Prior to the release of the new deposition system in 2014, the wwPDB will accept, process, and then distribute the large files intact on the PDB FTP in the directory /pub/pdb/data/large_structures. In order to not break any current software, wwPDB curators will "split" such entries into a collection of PDB-format files that will be distributed on the PDB FTP following current release and formatting conventions. In 2014, all legacy split entries will be "reunited" and released intact (in PDBx/mmCIF format only) by the wwPDB.

The complete announcement on the deposition and release of large strucures is at wwpdb.org; users with questions about the new deposition system or the procedures for handling large structures should contact info@wwpdb.org.

10,000 NMR Entries

With the June 18, 2013 update, the number of entries released in the PDB archive determined using NMR spectroscopy passed the 10,000 mark.

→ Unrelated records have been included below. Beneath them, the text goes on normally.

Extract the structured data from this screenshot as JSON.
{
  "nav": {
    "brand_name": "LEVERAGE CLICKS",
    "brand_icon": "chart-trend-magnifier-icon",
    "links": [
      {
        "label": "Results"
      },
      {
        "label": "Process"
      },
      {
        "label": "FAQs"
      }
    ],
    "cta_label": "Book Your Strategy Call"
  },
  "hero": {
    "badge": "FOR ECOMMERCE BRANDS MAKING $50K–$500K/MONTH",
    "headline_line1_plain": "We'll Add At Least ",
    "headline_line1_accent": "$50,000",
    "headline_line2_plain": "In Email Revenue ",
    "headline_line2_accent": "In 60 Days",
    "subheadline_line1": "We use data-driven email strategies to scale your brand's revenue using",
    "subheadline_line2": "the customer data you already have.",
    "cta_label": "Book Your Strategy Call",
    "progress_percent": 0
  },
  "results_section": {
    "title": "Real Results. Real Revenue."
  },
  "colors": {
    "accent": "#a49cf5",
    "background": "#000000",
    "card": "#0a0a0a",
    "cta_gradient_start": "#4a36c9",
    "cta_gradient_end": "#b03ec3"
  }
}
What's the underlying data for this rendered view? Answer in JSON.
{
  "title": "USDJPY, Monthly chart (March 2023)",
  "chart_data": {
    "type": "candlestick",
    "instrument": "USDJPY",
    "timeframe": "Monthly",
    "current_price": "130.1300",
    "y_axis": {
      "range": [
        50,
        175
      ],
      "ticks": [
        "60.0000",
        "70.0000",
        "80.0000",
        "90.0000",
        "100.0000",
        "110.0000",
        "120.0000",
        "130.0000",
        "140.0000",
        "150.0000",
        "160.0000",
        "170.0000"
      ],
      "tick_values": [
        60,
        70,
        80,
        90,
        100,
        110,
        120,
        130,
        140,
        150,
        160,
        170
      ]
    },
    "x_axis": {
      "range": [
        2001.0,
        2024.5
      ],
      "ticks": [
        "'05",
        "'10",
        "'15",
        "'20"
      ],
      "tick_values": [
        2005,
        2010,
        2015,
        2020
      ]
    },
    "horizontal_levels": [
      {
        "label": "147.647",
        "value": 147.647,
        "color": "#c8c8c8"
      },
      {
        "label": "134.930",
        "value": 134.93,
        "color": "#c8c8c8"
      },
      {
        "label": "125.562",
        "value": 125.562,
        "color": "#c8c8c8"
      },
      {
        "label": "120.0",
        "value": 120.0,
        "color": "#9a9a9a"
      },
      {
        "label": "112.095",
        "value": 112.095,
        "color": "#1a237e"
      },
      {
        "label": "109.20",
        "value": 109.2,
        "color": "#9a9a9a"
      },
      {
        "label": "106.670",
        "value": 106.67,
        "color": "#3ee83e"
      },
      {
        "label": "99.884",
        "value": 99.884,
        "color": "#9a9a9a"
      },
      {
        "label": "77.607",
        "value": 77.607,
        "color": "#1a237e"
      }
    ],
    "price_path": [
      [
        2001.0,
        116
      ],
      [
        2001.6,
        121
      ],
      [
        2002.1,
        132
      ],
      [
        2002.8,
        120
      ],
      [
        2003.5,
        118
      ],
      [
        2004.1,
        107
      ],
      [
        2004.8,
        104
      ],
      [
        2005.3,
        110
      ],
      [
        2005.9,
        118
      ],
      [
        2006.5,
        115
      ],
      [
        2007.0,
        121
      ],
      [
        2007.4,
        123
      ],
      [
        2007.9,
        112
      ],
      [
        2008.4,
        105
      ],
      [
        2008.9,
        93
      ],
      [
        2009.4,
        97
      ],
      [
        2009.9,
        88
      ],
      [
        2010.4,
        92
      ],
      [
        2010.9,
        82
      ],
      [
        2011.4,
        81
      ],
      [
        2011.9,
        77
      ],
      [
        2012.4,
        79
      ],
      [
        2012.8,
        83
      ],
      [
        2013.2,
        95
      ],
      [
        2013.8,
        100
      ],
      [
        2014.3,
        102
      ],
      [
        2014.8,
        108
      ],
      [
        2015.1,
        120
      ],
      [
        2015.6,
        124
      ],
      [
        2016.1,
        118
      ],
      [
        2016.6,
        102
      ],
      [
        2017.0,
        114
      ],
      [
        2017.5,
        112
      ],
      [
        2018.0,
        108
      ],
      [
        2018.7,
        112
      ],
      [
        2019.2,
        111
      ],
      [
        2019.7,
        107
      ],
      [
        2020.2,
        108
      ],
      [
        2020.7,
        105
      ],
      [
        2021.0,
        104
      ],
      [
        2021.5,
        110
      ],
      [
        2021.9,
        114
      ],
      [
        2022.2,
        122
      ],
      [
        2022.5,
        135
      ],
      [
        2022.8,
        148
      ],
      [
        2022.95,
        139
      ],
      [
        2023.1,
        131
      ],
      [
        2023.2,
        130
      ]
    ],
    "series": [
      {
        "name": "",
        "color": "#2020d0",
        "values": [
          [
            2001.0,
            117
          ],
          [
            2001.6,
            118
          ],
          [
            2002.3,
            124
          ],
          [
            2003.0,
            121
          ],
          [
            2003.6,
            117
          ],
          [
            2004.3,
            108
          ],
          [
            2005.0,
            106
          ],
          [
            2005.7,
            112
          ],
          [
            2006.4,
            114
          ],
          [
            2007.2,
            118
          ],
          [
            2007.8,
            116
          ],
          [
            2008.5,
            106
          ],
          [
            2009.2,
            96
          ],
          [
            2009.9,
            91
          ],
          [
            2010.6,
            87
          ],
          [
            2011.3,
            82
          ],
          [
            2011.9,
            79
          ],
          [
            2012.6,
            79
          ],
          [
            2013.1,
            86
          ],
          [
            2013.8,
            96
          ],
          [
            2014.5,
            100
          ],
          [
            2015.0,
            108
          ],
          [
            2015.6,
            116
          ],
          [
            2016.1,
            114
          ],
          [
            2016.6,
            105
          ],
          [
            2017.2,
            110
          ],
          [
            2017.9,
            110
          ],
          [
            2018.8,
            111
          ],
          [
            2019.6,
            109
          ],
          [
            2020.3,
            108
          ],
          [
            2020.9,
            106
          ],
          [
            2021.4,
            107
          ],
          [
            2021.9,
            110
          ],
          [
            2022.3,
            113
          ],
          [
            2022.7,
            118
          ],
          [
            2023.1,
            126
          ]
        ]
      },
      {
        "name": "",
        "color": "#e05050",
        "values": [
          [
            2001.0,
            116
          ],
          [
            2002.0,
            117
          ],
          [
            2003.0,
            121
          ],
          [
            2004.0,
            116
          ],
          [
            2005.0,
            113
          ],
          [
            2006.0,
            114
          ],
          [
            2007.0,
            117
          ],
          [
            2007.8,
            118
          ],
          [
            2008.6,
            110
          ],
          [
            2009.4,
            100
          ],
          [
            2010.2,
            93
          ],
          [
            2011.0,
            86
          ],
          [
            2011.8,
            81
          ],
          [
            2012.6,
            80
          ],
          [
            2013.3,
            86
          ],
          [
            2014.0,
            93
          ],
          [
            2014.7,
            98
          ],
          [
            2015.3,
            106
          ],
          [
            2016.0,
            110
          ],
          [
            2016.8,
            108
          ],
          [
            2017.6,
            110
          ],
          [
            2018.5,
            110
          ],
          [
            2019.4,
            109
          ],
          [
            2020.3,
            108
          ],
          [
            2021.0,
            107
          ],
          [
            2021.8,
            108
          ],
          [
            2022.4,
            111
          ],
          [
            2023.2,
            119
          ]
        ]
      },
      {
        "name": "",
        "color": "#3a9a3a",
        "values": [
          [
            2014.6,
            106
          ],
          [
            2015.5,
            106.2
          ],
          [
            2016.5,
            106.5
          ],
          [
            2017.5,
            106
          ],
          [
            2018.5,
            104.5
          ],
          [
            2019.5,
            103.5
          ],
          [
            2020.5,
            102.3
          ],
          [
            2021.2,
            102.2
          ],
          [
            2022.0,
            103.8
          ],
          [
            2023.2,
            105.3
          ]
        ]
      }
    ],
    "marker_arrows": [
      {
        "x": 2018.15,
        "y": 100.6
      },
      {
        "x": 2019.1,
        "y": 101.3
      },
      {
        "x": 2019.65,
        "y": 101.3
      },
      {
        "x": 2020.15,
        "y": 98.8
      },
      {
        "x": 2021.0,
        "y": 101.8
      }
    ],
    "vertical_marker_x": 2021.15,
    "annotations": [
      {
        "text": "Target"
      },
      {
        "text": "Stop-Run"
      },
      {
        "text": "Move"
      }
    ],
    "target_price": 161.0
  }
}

Updated Version of MAXIT Available

MAXIT Version 8 includes a new option to assign ligands the same chain IDs as the adjacent polymers and incorporates several fixes to bugs. This command-line program can also be used to:

  • Read and write PDB and mmCIF format files, and translate between file formats
  • Perform consistency checks on coordinates, sequence, and crystal data
  • Automatically construct, transform, and merge information between formats
  • Align residue numbering in the coordinates with the sequence
  • Reorder and rename atoms in standard and nonstandard residues and ligands according to the wwPDB Chemical Component Dictionary
Visit sw-tools.rcsb.org to download MAXIT and other programs for processing and curating PDB data.


Deposition Statistics

In the second quarter of 2013, 2855 experimentally-determined structure coordinates and 138 3DEM maps were deposited to the archive. 5360 coordinate entries total have been deposited in the archive in 2013.

For the entries deposited this quarter, 84.1% were deposited with a release status of hold until publication; 13.2% were released as soon as annotation of the entry was complete; and 2.7% were held until a particular date. 91.9% of these entries were determined by X-ray crystallographic methods; 5.3% were determined by NMR methods.

During the same period, 2586 structures were released in the PDB.